8. anode construction as claimed in claim 1 is characterized in that, the thickness of said passivating film is at about 1nm and about 1, between the 000nm.

9. anode construction as claimed in claim 1 is characterized in that said electrically-conductive backing plate comprises metal forming.

10. anode construction as claimed in claim 1 is characterized in that, also comprises moderate-porous carbonaceous material, and said moderate-porous carbonaceous material is formed between said passivating film and the said isolating separator layer.

11. a base plate processing system of handling flexible substrate comprises:

The first plating chamber, the said first plating chamber is configured to plating conductive micro structures on the part of said flexible substrate, and said conductive micro structures comprises first electric conducting material;

First wash chamber, said first wash chamber is close to the said first plating chamber and is provided with, and said first wash chamber is configured to washing fluid and cleans and remove any remaining coating solution from the said part of said flexible substrate;

The second plating chamber, the said second plating chamber is close to said first wash chamber and is provided with, and the said second plating chamber is configured to deposition second electric conducting material on said conductive micro structures;

Second wash chamber, said second wash chamber is close to the said second plating chamber and is provided with, and said second wash chamber is configured to from the said part of said flexible substrate and cleans and remove any remaining coating solution;

The surface modification chamber, said surface modification chamber is configured on the said part of said flexible substrate and forms passivating film;

Substrate transfer mechanism, said substrate transfer mechanism are configured to and between said chamber, transmit said flexible substrate, and said substrate transfer mechanism comprises:

Feed roller, said feed roller are configured to a part that keeps said flexible substrate; And

Take up roll, said take up roll are configured to a part that keeps said flexible substrate,

Wherein said substrate transfer mechanism is configured to and activates said feed roller and said take up roll, pass in and out each chamber to move said flexible substrate, and the said flexible substrate of fixing is in the processing space of each chamber.

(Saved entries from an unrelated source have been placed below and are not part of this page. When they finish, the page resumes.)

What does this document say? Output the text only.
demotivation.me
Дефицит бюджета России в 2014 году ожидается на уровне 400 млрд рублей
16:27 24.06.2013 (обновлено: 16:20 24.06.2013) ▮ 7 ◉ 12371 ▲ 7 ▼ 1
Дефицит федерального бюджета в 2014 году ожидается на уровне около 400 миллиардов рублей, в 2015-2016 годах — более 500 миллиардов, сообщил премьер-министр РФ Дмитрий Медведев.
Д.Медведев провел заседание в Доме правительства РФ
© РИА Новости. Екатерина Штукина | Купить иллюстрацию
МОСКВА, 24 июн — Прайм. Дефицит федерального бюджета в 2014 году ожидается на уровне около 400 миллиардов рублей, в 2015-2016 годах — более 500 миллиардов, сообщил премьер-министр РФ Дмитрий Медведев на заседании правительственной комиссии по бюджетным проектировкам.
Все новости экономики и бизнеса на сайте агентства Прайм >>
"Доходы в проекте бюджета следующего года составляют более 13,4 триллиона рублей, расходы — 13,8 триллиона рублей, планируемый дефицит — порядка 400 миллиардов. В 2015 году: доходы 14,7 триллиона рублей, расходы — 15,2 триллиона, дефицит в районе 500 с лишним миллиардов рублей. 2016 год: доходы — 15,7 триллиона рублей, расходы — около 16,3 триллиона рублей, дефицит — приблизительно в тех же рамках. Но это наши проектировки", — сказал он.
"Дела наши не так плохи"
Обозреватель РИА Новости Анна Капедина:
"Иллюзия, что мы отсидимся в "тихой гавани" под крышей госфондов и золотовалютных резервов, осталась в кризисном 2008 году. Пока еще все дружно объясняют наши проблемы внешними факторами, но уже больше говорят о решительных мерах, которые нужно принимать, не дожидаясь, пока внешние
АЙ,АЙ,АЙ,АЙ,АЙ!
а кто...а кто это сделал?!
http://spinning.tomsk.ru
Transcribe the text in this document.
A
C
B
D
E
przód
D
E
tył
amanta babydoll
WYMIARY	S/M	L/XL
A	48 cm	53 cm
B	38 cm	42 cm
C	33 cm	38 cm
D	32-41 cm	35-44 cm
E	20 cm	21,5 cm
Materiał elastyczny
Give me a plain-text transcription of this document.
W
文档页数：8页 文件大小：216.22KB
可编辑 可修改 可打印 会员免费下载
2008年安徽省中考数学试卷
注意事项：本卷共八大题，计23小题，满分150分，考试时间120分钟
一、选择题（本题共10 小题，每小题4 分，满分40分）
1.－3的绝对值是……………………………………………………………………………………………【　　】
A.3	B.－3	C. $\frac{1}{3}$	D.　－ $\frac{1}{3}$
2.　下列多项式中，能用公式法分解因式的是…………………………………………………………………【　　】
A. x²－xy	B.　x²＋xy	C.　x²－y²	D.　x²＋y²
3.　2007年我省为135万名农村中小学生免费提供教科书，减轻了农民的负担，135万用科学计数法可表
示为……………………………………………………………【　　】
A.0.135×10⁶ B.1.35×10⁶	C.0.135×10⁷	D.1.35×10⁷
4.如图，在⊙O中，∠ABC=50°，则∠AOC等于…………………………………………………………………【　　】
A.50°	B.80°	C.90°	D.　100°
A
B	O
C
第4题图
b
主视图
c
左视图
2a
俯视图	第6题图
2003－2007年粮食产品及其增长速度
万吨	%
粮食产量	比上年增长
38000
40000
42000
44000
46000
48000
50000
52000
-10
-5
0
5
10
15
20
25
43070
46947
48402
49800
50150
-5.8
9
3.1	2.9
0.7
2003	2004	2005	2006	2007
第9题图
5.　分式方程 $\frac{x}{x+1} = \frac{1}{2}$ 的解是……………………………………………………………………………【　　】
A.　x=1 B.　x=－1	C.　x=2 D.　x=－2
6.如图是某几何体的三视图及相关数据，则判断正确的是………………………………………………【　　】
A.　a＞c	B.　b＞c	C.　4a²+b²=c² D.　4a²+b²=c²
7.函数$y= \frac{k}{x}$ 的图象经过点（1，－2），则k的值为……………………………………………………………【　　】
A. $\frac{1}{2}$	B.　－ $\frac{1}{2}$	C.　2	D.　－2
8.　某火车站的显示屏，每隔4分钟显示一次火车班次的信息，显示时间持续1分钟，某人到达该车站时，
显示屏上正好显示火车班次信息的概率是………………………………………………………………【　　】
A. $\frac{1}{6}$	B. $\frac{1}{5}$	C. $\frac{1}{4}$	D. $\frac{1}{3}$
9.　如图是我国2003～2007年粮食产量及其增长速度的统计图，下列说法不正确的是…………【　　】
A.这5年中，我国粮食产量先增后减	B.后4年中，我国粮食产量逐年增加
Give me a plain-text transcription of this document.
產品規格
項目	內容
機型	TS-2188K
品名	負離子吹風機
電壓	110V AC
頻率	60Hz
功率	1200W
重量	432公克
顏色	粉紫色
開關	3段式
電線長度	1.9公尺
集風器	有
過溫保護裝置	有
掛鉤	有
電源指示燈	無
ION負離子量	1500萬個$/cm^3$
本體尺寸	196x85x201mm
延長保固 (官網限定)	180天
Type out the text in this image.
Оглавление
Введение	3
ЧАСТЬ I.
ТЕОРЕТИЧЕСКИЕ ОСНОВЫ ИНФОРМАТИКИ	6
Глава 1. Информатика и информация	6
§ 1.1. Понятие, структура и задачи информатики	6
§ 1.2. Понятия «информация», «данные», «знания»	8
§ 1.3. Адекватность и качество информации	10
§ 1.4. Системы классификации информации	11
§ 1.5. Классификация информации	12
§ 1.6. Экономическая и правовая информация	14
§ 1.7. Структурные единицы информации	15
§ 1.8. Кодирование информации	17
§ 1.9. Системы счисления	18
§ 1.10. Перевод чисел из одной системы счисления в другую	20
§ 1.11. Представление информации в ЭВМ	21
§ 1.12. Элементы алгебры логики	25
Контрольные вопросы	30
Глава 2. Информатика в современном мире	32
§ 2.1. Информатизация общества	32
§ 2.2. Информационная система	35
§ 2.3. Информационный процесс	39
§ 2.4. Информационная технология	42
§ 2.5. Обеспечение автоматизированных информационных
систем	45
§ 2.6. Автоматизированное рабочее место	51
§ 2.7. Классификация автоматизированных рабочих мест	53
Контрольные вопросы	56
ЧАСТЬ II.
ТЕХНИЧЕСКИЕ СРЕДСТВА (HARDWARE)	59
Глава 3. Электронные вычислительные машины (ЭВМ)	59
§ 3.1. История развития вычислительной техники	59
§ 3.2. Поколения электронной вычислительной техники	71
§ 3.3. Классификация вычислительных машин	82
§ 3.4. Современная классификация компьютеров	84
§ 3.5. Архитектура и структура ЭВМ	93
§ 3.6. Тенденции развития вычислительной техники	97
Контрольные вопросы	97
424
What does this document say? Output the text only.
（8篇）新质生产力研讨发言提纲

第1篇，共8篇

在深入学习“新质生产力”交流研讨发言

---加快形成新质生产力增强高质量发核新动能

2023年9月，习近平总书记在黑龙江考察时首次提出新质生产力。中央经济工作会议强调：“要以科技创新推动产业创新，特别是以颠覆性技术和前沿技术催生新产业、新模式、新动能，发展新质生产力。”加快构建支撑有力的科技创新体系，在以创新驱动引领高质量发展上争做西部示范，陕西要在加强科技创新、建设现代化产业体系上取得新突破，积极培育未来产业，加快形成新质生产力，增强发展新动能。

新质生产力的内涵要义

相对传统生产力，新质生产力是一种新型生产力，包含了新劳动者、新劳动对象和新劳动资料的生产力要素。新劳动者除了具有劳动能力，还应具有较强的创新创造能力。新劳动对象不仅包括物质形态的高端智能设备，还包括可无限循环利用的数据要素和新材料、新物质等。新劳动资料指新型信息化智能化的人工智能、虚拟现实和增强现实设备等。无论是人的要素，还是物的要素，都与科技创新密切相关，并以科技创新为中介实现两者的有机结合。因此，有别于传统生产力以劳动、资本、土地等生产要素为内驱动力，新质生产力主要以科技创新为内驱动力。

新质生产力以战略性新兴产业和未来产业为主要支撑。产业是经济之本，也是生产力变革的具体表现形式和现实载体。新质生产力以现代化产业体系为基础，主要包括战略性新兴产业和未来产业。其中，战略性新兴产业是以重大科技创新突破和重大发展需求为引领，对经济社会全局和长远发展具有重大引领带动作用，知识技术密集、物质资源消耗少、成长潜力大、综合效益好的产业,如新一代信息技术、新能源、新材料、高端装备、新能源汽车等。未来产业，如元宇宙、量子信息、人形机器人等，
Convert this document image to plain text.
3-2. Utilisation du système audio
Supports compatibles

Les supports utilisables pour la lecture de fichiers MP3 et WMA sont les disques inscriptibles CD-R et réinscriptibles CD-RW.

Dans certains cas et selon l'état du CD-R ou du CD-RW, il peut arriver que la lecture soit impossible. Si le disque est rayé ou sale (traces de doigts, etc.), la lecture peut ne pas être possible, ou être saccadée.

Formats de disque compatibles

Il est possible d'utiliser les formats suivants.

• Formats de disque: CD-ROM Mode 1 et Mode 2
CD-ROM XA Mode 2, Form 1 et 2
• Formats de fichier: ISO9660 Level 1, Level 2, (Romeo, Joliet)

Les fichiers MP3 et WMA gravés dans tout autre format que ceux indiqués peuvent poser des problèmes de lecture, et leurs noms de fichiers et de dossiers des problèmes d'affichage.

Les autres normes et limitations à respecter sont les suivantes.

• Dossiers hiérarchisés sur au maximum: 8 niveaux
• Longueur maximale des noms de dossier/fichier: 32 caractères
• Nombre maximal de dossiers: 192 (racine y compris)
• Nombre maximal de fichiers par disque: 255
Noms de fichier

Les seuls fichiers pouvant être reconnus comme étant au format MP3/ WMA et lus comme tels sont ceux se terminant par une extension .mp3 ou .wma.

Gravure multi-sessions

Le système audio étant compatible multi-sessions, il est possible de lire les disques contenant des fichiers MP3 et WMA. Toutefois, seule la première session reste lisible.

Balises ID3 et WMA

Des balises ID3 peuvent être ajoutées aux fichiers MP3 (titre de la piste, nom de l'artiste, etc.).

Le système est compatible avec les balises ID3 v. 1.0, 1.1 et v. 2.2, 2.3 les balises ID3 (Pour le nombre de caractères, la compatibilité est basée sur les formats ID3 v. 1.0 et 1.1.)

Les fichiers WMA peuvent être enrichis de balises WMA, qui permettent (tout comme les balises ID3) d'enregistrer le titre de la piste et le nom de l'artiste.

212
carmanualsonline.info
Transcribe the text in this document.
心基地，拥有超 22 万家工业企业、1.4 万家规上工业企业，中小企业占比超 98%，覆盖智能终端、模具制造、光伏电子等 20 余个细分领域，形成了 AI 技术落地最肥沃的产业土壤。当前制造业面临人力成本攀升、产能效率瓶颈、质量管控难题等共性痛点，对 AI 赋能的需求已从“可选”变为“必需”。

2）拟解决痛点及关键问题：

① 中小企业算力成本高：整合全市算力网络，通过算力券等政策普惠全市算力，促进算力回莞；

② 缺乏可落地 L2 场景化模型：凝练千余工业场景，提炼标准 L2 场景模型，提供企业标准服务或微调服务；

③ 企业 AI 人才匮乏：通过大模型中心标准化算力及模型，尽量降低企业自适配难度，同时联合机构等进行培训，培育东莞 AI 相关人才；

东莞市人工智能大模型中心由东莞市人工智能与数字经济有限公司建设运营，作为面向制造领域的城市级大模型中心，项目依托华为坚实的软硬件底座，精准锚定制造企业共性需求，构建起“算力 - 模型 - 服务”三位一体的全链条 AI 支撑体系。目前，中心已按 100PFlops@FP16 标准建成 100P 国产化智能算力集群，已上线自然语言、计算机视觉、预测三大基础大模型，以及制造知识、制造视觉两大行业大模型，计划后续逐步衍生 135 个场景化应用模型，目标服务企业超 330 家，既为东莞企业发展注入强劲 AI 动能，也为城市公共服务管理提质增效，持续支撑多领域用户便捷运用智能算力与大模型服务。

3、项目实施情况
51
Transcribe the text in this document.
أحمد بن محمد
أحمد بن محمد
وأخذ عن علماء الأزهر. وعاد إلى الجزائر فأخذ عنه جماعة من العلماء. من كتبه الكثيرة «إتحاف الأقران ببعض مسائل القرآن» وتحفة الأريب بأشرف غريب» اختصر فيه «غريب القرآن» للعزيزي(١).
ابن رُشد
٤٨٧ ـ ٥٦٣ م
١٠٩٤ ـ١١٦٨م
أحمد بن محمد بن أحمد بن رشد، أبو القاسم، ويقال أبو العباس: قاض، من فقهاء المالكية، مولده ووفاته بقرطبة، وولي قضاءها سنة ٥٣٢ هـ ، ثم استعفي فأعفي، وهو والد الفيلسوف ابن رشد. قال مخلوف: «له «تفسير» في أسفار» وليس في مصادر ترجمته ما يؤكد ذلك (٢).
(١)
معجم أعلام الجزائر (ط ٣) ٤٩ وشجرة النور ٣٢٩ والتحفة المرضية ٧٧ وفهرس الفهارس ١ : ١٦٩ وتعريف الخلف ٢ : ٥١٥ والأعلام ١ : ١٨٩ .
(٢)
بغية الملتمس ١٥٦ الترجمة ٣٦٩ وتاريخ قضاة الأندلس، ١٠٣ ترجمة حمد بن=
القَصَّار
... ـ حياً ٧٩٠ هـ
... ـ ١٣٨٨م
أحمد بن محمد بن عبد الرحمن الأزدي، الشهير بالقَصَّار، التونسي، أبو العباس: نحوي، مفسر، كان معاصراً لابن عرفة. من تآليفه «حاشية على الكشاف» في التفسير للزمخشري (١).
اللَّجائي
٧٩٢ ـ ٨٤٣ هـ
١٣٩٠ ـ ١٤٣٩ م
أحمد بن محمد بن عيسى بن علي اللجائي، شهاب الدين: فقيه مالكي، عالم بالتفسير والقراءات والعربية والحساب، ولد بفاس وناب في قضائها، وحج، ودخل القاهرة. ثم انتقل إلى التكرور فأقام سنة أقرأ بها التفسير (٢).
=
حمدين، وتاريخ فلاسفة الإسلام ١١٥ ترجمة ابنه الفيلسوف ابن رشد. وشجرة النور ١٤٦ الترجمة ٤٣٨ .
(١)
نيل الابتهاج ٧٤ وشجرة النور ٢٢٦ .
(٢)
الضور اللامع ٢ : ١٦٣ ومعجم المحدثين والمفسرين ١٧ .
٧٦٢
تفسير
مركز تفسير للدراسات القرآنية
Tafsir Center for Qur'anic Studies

12. base plate processing system as claimed in claim 11; It is characterized in that said surface modification chamber is selected from and comprises following group: electrochemistry is electroplated chamber, electroless deposition chamber, chemical vapor deposition chamber, pecvd process chamber, ald chamber, wash chamber, annealing chamber and combination thereof.

13. base plate processing system as claimed in claim 11 is characterized in that, said first electric conducting material comprises the cylindrical metal layer, deposits 3-dimensional metal porous tree on the said cylindrical metal layer.

14. base plate processing system as claimed in claim 11 is characterized in that, said first electric conducting material comprises copper, and said second electric conducting material comprises tin.

15. base plate processing system as claimed in claim 11; It is characterized in that the said first plating chamber, first wash chamber, the second plating chamber, second wash chamber and surface modification chamber are configured to handle simultaneously the opposing face of the said part of said flexible electrically-conductive backing plate respectively.